Lena liest aufgebracht: "Geht einmal nach Darmstadt und seht, wie die Herren sich für euer Geld dort lustig machen. Und dann erzählt euern hungernden Weibern und Kindern, dass ihr Brot an fremden Bäuchen herrlich angeschlagen sei." Neben einer wütenden Bürgerin erscheint sogar als besondere Attraktion ein talentiertes Pferd, das zur Revolution aufruft. Dabei kommt der Humor nicht zu kurz. Zunächst scheinen sich die Protagonisten ihrer Bequemlichkeit hinzugeben, um dann eine Bewegung in Gang zu setzen, die plötzlich alle ergreift. Die "Ärztlerin" spaltet sich in drei Personen auf, die virtuos von Gabriele Hintermaier, Marco Massafra und David Müller gemimt werden. Auch der aufgebrachte König und der Bäcker werden ebenfalls von diesem fulminanten Trio dargestellt.  Lena und Julie begegnen hier verschiedenen Figuren, die allesamt aus dem Büchner-Arsenal stammen: "Wir müssem den Kopf doch zusammennehmen und auf die Missstände schauen, die unter den Dingen sich verstecken".

Das sie umgebende Personal ist deutlich lauter und viel grotesker. In diesem "Büchner-Schrapnell" werden Texte zitiert, die für Unruhe gesorgt haben. Der Begriff der "Revolution" hat hier allerdings viel von seinen romantischen Aspekten eingebüßt. Lena sagt zu Beginn: "Wir dürfen uns den Vereinfachungen nicht hingeben. - Die Welt besteht aus Ungradheit und Brüchen, es endet nie, es hört nie auf". Und Julie meint, dass die Gedanken immer weiter gehen. Und auch die Julie aus "Dantons Tod" von Büchner kommt zu Wort. In weiteren Rollen überzeugen noch David Müller, Marco Massafra als "wutige Bürgerin" und Gabriele Hintermaier als "die Betz". Harald Schmidt spricht die Stimme aus dem Off.

Die geballte Wucht der Prosa-Sprache und die vorwärtsdrängende dramatische Dynamik Georg Büchners kann man allerdings nur erahnen. Hinzu kommt eine nahezu nihilistisch skeptische Lebens- und Kunstauffassung, wobei es dem Autor Björn SC Deigner stellenweise gelingt, die ungeheure  soziale Sprengkraft in fesselnder Weise einzufangen. "Friede den Hütten, Krieg den Palästen!" wirkt als Büchners Slogan hier allerdings zuweilen eher harmlos. Es gibt zu viele Slapstick-Szenen. Die witzigen Pointen des Textes blitzen aber hervor. Und Lena meint: "Wir können die Welt zu einer Hölle machen, wir sind auf dem besten Weg dazu".
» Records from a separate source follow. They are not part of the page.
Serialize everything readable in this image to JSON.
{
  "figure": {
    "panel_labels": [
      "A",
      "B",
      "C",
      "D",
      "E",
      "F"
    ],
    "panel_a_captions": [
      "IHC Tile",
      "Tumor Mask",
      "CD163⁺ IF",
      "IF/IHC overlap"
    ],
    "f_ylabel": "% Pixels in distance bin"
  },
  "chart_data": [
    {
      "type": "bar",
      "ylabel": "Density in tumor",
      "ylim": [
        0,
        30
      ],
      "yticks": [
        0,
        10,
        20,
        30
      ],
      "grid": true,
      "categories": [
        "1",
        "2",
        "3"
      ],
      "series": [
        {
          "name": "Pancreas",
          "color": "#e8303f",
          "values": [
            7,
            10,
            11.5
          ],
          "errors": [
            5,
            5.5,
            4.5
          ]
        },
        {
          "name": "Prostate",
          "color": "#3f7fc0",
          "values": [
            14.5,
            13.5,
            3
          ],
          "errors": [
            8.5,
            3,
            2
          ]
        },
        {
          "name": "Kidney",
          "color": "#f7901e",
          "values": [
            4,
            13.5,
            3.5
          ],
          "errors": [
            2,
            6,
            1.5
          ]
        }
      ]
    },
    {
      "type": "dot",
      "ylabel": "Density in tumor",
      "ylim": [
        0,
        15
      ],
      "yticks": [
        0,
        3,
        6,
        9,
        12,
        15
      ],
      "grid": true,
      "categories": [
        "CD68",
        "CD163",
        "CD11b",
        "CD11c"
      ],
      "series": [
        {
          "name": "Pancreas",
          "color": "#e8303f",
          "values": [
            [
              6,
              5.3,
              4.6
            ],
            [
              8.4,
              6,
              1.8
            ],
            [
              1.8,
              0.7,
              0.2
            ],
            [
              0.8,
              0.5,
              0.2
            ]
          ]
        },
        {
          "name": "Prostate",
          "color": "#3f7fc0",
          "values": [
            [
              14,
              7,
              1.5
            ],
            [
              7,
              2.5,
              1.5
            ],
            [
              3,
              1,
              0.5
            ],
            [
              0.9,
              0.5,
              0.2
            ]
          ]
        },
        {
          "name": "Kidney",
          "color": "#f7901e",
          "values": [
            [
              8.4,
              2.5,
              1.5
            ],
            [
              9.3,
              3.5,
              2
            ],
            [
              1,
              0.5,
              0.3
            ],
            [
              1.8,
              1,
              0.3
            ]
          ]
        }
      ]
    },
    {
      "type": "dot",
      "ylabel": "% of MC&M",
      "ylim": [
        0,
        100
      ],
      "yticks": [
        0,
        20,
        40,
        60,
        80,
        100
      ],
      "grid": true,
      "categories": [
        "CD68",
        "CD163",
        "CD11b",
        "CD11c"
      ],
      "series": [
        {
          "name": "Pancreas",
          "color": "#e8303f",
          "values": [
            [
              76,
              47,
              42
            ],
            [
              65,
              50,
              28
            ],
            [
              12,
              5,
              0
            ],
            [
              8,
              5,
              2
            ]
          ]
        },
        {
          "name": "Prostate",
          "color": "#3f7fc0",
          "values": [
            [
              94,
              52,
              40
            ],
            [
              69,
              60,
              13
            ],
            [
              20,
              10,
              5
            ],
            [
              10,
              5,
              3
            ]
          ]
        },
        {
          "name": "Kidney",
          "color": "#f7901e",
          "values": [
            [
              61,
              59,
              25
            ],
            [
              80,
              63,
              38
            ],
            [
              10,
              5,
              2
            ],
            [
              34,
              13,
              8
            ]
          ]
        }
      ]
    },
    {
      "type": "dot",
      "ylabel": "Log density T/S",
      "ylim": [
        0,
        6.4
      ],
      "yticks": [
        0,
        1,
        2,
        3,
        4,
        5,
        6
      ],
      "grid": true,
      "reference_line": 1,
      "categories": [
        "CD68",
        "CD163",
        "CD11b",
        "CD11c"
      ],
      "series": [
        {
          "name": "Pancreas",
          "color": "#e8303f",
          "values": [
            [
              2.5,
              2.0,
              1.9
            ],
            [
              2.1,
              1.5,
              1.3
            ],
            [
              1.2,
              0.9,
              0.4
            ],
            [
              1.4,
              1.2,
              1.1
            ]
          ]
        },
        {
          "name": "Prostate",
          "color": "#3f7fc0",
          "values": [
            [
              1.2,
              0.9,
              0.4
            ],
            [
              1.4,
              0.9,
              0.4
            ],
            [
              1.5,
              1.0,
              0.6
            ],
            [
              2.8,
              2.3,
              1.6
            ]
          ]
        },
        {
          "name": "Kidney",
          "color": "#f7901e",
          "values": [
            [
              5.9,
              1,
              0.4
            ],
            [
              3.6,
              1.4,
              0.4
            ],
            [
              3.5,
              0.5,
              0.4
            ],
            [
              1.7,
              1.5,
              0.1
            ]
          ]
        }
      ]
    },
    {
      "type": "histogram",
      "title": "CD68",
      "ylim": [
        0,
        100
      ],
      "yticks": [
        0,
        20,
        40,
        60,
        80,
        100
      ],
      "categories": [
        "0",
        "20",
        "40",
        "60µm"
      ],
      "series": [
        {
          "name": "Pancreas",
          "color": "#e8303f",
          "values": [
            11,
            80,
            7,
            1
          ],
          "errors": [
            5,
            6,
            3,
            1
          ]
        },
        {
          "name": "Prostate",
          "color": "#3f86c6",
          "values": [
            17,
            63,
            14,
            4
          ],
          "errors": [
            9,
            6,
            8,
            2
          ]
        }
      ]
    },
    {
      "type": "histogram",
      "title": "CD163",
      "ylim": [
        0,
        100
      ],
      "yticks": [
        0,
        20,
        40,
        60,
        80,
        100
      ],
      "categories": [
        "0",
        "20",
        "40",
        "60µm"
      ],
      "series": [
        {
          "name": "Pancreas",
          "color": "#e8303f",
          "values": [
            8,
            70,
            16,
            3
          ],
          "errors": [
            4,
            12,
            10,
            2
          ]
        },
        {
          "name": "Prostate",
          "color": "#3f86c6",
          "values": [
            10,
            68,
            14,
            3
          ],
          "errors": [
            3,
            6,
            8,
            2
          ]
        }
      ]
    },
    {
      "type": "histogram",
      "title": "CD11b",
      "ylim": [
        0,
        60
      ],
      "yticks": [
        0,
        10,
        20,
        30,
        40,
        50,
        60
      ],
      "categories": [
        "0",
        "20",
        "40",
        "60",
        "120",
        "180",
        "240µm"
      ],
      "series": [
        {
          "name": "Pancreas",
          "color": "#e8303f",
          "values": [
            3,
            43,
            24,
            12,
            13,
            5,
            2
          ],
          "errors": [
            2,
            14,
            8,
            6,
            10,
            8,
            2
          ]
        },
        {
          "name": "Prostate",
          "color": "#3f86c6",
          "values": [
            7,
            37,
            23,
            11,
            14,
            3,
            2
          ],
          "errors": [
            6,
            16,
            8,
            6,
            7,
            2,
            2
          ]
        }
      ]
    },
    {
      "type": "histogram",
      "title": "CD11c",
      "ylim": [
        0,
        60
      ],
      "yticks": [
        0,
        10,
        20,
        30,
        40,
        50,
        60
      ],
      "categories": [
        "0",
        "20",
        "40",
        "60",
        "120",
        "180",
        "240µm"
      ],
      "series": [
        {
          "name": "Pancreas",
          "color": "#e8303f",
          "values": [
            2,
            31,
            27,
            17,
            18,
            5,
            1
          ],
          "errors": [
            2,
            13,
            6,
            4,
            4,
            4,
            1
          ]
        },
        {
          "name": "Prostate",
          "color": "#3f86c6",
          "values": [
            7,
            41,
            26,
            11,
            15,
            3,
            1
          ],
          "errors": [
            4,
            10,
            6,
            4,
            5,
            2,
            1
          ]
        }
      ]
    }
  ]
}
Der Lebensekel vor der im Automatismus erstarrten Welt bricht hervor. "Alles hat sich verändert, verändert sich nicht / Tränen in den Häusern, im Garten Gischt", heißt es im Epilog. So folgt ein eher melancholisches Ende zwischen Pflanzen-Attrappen und Nebelbänken. Zuletzt stellt sich die Frage, wie Revolution heute aussehen kann und ob man die Verhältnisse überhaupt noch ändern will: "Der Adel ist Geldadel jetzt und die Welt noch immer die gleiche..." Viel Applaus, "Bravo"-Rufe. Überdimensionale Brezeln wecken weitere Assoziationen zu Stuttgart.